Turns out brown bears are trash monsters whose habit of noshing on garbage leads them to develop a more sedentary lifestyle. Wow, same!
According to a new study published in the Journal of Zoology, migratory brown bears in northeast Turkey who often visited a garbage dump to find food—researchers termed them, fantastically, “dump bears”—tended to stick close to the trash heap, save for their hibernation period. Bears that never visited the garbage dump, however, traveled an average of 100 miles per year to find food.
The study tracked 16 bears in total—10 dump bears and six wild bears—and followed them for an average of 10 months, though some were tracked for up to 20 months.
“It’s surprising that two substantially distinct lifestyles can develop and coexist within a small and isolated subpopulation,” Gabriele Cozzi, a post-doctorate student at the University of Zurich who helped lead the study, told New Scientist.
Unfortunately, the dump bears may soon have to get used to their old way of living.
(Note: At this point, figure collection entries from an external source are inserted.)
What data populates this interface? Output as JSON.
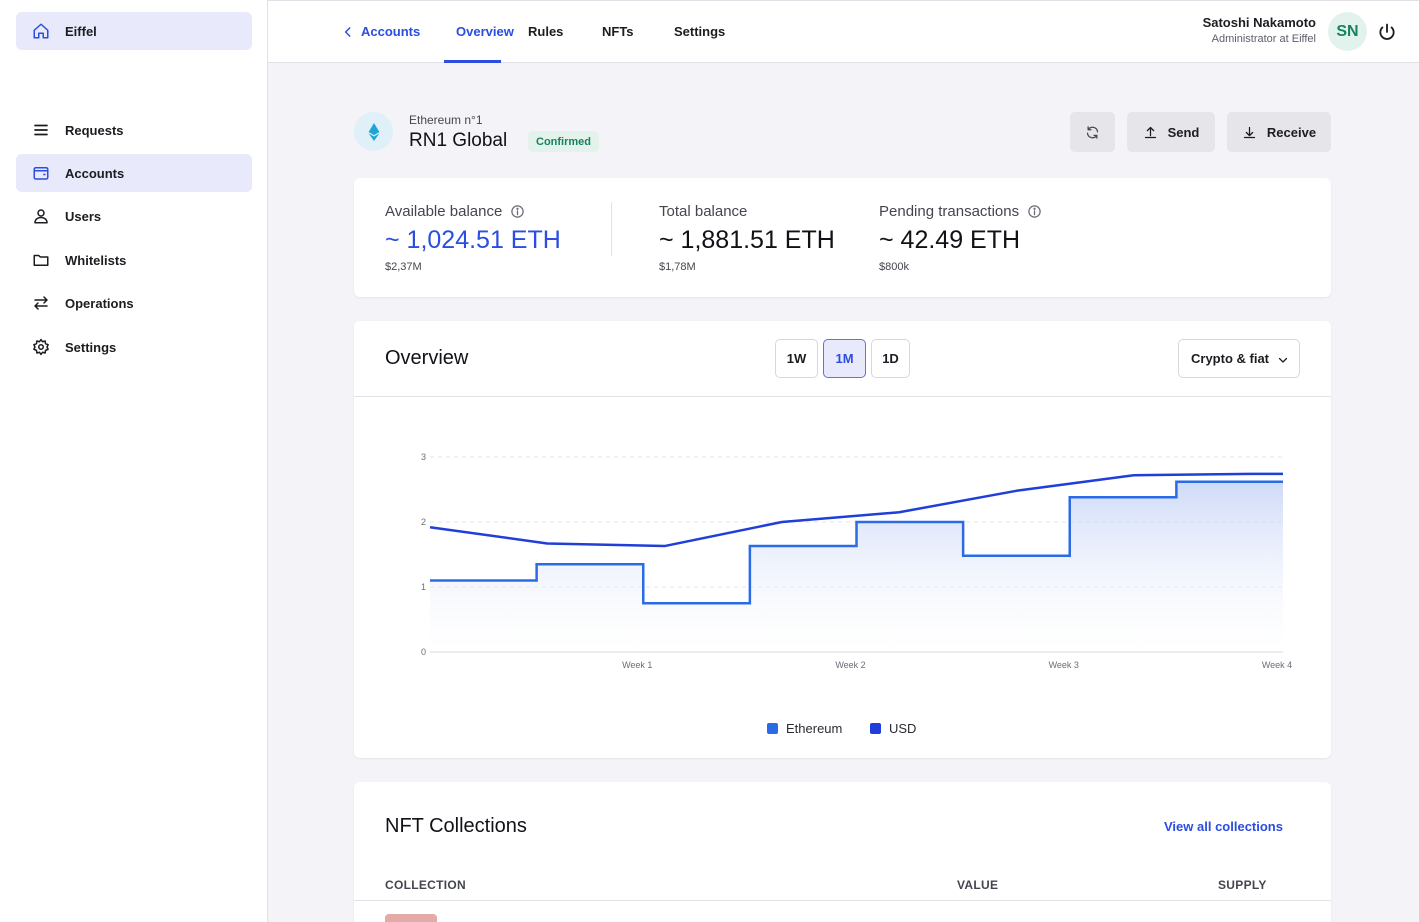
{
  "sidebar": {
    "home_label": "Eiffel",
    "items": [
      {
        "label": "Requests",
        "icon": "list-icon"
      },
      {
        "label": "Accounts",
        "icon": "wallet-icon"
      },
      {
        "label": "Users",
        "icon": "user-icon"
      },
      {
        "label": "Whitelists",
        "icon": "folder-icon"
      },
      {
        "label": "Operations",
        "icon": "arrows-icon"
      },
      {
        "label": "Settings",
        "icon": "gear-icon"
      }
    ]
  },
  "topbar": {
    "back_label": "Accounts",
    "tabs": [
      "Overview",
      "Rules",
      "NFTs",
      "Settings"
    ],
    "active_tab": "Overview",
    "user_name": "Satoshi Nakamoto",
    "user_role": "Administrator at Eiffel",
    "avatar_initials": "SN"
  },
  "account": {
    "subtitle": "Ethereum n°1",
    "name": "RN1 Global",
    "status": "Confirmed",
    "send_label": "Send",
    "receive_label": "Receive"
  },
  "balances": [
    {
      "label": "Available balance",
      "value": "~ 1,024.51 ETH",
      "fiat": "$2,37M"
    },
    {
      "label": "Total balance",
      "value": "~ 1,881.51 ETH",
      "fiat": "$1,78M"
    },
    {
      "label": "Pending transactions",
      "value": "~ 42.49 ETH",
      "fiat": "$800k"
    }
  ],
  "overview": {
    "title": "Overview",
    "periods": [
      "1W",
      "1M",
      "1D"
    ],
    "selected_period": "1M",
    "display_mode": "Crypto & fiat"
  },
  "chart_data": {
    "type": "line",
    "title": "",
    "xlabel": "",
    "ylabel": "",
    "x_ticks": [
      "Week 1",
      "Week 2",
      "Week 3",
      "Week 4"
    ],
    "y_ticks": [
      0,
      1,
      2,
      3
    ],
    "ylim": [
      0,
      3
    ],
    "grid": true,
    "legend_position": "bottom",
    "series": [
      {
        "name": "Ethereum",
        "color": "#2b6be6",
        "style": "step-area",
        "x": [
          0.0,
          0.5,
          1.0,
          1.5,
          2.0,
          2.5,
          3.0,
          3.5,
          4.0
        ],
        "values": [
          1.1,
          1.35,
          0.75,
          1.63,
          2.0,
          1.48,
          2.38,
          2.62,
          2.62
        ]
      },
      {
        "name": "USD",
        "color": "#1f3fd8",
        "style": "line",
        "x": [
          0.0,
          0.55,
          1.1,
          1.65,
          2.2,
          2.75,
          3.3,
          3.85,
          4.0
        ],
        "values": [
          1.92,
          1.67,
          1.63,
          2.0,
          2.15,
          2.48,
          2.72,
          2.74,
          2.74
        ]
      }
    ]
  },
  "nft": {
    "title": "NFT Collections",
    "link": "View all collections",
    "columns": [
      "COLLECTION",
      "VALUE",
      "SUPPLY"
    ]
  },
  "colors": {
    "accent": "#2b4de0",
    "success": "#16835d",
    "active_nav_bg": "#e8e9fb"
  }
}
The city government plans to close the garbage dump “in the near future,” according to the study. But if they don’t readjust to the old ways, the researchers warn, they may “die following malnutrition before hibernation.” Please, dump bears, I’m begging you, stay away from the garbage dump.
Interestingly, bears aren’t the only creatures whose behavior patterns have been substantially altered by the garbage we humans often and irresponsibly leave behind. White storks, too, have been shown to flock to garbage patches, and even city-dwelling ants like to snarf down our trash. Animals: Just like us!